A multinational prospective cohort study performed by Barak Zafrir et al. and published in the European Heart Journal concluded that worse cardiovascular outcomes of atrial fibrillation (AF) were associated with heart failure with preserved ejection fraction (HFpEF) and heart failure with middle range ejection fraction (HFmrEF) but not associated with heart failure with reduced ejection fraction (HFrEF).
Heart failure used to be categorized into 2 subtypes: HFpEF > 50% and HFrEF < 40%. A new HF category was defined by European Society of Cardiology comprised heart failure with middle range ejection fraction (HFmrEF) and was defined as heart failure with an EF between 40% and 49%. There was heterogeneity in the literature regarding whether there was any prognostic significance of having AF in patients with HFpEF compared to patients with HFrEF, that was addressed by Zaffir et al.
The investigators used the HF Long-Term Registry of the European Society of Cardiology (ESC) which was a multicenter/multi-country database for conducting their study and included patients with chronic heart failure (CHF, outpatients) and acute heart failure (AHF, inpatients), with a total population number of 14 964 patients out of which 8273 were CHF and 6691 were AHF patients.

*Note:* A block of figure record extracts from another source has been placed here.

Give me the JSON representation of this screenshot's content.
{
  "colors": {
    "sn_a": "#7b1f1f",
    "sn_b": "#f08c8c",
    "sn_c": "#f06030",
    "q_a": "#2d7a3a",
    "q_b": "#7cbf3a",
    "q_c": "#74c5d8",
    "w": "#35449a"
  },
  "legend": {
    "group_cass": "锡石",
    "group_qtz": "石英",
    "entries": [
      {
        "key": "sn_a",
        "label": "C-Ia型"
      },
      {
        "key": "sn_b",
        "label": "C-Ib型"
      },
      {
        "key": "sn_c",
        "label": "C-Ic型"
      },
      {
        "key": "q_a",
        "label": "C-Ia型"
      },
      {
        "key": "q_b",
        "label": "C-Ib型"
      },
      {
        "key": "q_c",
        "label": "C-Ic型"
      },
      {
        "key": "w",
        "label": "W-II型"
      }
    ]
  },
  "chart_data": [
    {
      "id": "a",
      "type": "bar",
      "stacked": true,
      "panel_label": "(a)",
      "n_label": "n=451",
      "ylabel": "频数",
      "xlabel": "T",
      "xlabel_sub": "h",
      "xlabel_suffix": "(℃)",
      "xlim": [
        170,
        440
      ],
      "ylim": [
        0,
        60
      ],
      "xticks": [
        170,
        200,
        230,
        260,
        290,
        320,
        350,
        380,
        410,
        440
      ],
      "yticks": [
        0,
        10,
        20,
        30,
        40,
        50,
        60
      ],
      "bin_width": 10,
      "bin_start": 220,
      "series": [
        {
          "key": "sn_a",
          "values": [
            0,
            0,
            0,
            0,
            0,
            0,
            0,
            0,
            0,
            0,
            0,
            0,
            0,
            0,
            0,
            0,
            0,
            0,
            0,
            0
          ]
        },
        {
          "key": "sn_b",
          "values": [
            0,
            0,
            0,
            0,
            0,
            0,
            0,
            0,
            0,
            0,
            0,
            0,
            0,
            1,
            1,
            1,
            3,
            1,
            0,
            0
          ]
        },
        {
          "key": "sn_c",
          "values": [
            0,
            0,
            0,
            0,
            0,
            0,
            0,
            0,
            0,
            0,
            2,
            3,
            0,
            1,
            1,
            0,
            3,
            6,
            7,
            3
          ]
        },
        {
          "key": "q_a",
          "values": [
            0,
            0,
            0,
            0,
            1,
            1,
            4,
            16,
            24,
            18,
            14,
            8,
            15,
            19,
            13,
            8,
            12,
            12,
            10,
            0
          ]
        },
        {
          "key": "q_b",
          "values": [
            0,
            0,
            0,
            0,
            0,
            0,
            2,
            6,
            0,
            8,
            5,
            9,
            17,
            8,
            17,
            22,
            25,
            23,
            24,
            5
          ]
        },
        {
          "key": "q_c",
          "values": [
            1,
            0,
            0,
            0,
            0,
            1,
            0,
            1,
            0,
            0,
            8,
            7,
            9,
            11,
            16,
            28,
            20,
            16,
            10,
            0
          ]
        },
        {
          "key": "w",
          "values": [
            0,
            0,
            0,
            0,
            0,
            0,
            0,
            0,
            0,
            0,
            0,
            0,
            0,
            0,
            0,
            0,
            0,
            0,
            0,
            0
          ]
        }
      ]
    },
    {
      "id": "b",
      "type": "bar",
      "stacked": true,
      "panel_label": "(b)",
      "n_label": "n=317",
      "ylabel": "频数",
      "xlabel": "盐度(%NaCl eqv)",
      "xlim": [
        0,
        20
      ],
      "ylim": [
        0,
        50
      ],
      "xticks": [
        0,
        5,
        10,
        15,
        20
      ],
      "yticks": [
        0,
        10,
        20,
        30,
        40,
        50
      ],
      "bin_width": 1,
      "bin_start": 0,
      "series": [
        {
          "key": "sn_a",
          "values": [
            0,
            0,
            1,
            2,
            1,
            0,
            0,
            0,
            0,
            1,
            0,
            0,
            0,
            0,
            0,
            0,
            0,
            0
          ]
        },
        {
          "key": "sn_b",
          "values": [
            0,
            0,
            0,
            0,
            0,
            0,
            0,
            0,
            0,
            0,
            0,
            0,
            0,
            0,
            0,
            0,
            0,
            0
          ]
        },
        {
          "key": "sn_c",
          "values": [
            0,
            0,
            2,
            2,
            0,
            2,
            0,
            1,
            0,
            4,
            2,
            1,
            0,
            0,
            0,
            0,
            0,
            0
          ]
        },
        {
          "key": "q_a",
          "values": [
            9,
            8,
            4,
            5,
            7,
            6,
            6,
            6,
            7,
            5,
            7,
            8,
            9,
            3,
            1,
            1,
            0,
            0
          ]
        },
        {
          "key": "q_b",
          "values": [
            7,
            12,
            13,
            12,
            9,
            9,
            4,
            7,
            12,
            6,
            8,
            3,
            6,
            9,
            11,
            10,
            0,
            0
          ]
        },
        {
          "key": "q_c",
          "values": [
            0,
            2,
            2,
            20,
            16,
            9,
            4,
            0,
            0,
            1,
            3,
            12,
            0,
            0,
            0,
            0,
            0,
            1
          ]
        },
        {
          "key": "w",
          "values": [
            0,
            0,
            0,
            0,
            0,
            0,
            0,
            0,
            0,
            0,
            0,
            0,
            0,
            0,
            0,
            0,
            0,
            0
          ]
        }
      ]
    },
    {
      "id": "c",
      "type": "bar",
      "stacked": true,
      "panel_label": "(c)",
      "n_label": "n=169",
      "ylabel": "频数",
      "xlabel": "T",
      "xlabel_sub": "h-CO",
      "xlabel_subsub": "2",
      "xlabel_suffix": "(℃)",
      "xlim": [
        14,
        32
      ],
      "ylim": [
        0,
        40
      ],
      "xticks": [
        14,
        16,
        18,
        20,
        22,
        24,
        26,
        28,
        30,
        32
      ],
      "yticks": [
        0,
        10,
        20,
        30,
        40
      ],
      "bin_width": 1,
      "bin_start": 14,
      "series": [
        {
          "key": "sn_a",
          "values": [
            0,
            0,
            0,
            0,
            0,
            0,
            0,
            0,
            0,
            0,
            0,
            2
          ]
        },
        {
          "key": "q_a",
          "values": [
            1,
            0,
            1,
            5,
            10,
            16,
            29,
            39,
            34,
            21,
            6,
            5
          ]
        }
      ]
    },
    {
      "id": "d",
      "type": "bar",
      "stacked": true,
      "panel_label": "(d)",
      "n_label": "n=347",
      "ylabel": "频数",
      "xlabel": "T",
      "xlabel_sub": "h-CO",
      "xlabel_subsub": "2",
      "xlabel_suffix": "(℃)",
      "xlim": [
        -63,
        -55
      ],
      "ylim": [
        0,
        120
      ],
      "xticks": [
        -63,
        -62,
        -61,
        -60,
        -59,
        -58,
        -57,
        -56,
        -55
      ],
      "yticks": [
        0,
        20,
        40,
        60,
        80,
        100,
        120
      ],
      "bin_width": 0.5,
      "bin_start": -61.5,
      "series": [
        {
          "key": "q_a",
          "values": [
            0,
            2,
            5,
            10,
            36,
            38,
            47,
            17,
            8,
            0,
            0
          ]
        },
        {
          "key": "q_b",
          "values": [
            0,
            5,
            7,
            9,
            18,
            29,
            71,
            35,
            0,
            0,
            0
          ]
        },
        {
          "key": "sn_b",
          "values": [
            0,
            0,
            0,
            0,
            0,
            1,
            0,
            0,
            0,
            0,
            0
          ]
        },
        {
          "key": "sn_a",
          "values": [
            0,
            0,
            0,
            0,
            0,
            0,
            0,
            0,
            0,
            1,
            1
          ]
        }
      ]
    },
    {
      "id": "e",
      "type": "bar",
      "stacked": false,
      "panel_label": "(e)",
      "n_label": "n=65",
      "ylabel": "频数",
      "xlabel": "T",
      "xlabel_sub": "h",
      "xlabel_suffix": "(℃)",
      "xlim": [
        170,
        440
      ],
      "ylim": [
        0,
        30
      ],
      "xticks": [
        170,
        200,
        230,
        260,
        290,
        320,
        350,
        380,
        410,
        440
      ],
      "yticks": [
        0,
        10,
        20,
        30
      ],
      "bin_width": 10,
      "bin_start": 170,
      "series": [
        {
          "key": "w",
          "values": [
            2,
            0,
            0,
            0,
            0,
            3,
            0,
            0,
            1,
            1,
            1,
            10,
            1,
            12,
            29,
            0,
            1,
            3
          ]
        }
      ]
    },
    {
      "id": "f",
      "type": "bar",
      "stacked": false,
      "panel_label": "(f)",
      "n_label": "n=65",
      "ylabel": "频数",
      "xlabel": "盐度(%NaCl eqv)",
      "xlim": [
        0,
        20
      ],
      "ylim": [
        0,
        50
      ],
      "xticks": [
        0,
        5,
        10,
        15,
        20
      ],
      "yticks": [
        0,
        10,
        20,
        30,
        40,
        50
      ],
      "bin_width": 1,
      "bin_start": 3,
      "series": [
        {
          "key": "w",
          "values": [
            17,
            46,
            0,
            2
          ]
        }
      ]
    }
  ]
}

They followed up these patients for a mean duration of 2.2 years.
“HFpEF and AF share some pathophysiological features including structural and functional remodeling of the left heart leading to prolonged isovolumic relaxation, slow filling, and increased diastolic stiffness. The mentioned factors are associated with an increased risk of mitral regurgitation (MR) as well as pulmonary hypertension (PHTN). Also, the loss of atrioventricular synchrony is associated with more left atrium stiffness in HFpEF compared to HFrEF.”- Dr. Barak Zafir, M.D.
The results of the study showed that the long-term hazard ratio of AF for all-cause death was only statistically significant for HFmrEF (1.296). HF hospitalization was significant for HFmrEF and HFpEF with a hazard ratio of 1.430, and 1.487 respectively. The combined end point hazard ratio was calculated following a multivariable adjustment which was 0.957 for HF rEF (which was not statistically significant), 1.302 for HFmrEF, and 1.365 for HFpEF. Additionally, AF was more prevalent in patients with HFpEF(39%), and HFmrEF (29%), than in patients with HFrEF (27%). The increase in AF prevalence on HFpEF was shown to be associated with clinical signs and symptoms of HF as well.
Zafrir et al discussed that HFpEF and AF shared some pathophysiological features including structural and functional remodeling of the left heart leading to a prolonged isovolumic relaxation, slow filling, and increased diastolic stiffness. It was concluded that the mentioned factors were associated with increasing risk of mitral regurgitation (MR) as well as pulmonary hypertension (PHTN). These mentioned factors and also the loss of atrioventricular synchrony were associated with more left atrium stiffness in HFpEF compared to HFrEF.
Investigators explained the association of AF with adverse cardiovascular outcomes between the EF subtypes by the contribution of AF to HF progression when the EF was higher, while in HFrEF the outcomes of the disease were being determined by HF itself. They also emphasized that HFpEF was associated with less response to HF therapy, which itself contributed to the role of AF in worse clinical outcomes of HFpEF.